Bloaty supports many features:
For detailed info on all of Bloaty's features, see the User Documentation.
For more information about the analysis performed by Bloaty, please see How Bloaty Works.
To build, use cmake. For example:
$ cmake -B build -G Ninja -S . $ cmake --build build $ cmake --build build --target install
Bloaty bundles libprotobuf, re2, capstone, and pkg-config as Git submodules, and uses protoc build from libprotobuf, but it will prefer the system's versions of those dependencies if available.

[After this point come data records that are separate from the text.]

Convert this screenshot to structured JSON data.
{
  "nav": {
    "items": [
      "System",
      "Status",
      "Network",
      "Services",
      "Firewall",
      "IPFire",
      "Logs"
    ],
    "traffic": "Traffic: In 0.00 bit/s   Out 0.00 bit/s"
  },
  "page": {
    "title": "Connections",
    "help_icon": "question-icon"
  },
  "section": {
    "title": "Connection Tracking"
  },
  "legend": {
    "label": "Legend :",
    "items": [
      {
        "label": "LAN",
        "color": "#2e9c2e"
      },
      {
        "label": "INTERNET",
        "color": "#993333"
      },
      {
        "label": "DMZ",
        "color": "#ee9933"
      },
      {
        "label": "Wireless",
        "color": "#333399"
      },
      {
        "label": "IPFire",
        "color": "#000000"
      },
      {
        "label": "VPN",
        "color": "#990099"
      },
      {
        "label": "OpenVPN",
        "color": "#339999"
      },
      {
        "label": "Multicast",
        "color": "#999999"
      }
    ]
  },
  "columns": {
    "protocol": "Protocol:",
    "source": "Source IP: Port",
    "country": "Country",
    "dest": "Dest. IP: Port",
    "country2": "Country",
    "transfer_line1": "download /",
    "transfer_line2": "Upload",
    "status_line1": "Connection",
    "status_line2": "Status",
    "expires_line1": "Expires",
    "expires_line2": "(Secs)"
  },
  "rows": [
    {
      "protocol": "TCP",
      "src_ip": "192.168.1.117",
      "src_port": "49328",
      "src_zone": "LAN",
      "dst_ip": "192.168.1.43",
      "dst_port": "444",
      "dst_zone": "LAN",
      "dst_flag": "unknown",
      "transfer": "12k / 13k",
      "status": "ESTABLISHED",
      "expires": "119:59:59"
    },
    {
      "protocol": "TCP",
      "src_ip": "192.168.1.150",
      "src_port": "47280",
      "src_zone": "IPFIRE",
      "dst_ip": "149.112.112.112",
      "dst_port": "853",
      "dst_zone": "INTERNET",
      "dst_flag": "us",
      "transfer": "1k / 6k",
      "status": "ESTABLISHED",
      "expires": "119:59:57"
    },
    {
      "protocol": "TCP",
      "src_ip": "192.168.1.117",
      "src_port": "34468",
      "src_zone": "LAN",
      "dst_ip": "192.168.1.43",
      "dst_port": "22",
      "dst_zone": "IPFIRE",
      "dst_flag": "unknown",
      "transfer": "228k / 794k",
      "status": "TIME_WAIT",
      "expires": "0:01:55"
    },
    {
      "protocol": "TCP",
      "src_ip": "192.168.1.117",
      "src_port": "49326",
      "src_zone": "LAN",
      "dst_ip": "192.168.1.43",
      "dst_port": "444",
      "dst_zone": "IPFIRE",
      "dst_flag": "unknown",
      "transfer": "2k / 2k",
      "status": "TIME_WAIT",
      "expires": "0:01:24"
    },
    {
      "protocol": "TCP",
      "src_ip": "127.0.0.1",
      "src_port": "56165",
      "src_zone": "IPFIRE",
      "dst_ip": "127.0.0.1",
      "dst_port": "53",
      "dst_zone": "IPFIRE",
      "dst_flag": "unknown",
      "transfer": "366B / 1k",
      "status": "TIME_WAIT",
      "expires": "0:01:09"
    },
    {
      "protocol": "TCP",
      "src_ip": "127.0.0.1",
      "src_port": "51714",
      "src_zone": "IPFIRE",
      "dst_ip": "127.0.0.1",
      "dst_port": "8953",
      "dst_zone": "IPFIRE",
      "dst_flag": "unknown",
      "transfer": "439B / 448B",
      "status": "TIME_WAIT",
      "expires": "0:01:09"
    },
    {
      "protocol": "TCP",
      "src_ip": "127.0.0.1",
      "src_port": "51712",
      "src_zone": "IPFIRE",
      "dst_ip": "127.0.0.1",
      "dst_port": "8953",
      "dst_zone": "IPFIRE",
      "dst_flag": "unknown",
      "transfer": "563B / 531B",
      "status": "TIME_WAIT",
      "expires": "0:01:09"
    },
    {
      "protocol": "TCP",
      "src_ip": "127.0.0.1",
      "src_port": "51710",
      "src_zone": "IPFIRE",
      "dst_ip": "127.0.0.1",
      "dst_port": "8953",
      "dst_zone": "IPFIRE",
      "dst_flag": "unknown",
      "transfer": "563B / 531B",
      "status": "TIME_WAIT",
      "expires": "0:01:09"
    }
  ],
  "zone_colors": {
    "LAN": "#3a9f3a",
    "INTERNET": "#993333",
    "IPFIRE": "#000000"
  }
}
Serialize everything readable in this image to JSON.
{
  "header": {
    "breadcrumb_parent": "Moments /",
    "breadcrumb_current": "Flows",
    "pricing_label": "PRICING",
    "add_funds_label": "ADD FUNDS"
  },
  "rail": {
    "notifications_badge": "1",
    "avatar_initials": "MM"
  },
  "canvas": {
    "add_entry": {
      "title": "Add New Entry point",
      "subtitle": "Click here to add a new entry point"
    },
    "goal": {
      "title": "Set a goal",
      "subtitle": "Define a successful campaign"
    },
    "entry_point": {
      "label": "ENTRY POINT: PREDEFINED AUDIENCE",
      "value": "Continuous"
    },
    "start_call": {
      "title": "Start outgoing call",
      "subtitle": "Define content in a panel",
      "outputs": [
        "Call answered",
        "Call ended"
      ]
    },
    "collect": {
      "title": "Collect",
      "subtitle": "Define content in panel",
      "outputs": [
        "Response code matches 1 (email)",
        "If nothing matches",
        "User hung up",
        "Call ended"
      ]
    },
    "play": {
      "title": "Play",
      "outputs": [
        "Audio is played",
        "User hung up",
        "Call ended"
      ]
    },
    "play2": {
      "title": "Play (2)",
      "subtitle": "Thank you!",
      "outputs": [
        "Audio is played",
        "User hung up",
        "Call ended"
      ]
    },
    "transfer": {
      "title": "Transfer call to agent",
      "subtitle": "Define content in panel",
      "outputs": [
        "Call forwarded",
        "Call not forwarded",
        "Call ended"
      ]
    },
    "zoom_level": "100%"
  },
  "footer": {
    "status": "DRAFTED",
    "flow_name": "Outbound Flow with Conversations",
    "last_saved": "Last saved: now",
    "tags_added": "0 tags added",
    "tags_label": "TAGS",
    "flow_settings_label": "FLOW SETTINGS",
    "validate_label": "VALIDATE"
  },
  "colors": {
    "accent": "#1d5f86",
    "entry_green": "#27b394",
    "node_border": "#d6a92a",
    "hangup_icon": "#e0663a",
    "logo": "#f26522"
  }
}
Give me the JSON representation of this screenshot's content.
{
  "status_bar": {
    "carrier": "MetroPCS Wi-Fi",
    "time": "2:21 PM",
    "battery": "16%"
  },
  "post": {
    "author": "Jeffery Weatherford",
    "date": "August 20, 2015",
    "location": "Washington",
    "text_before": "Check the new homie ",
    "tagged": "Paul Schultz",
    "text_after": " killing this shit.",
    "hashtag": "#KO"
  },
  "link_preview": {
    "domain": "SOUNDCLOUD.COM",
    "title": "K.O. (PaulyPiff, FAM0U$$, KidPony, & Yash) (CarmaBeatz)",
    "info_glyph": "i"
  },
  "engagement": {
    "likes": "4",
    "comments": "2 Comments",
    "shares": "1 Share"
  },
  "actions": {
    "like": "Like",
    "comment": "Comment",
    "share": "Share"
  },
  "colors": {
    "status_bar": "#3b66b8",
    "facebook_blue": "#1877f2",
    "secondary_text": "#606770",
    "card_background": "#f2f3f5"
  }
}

All other dependencies are included as Git submodules.
If the Git repository hasn't been cloned with the --recursive, the submodules can be checked out with:
$ git submodule update --init --recursive
To run the tests, see the info in tests/README.md.
GitHub issues and PRs welcome. Please include tests when possible, see: tests/README.md.
This is not an official Google product.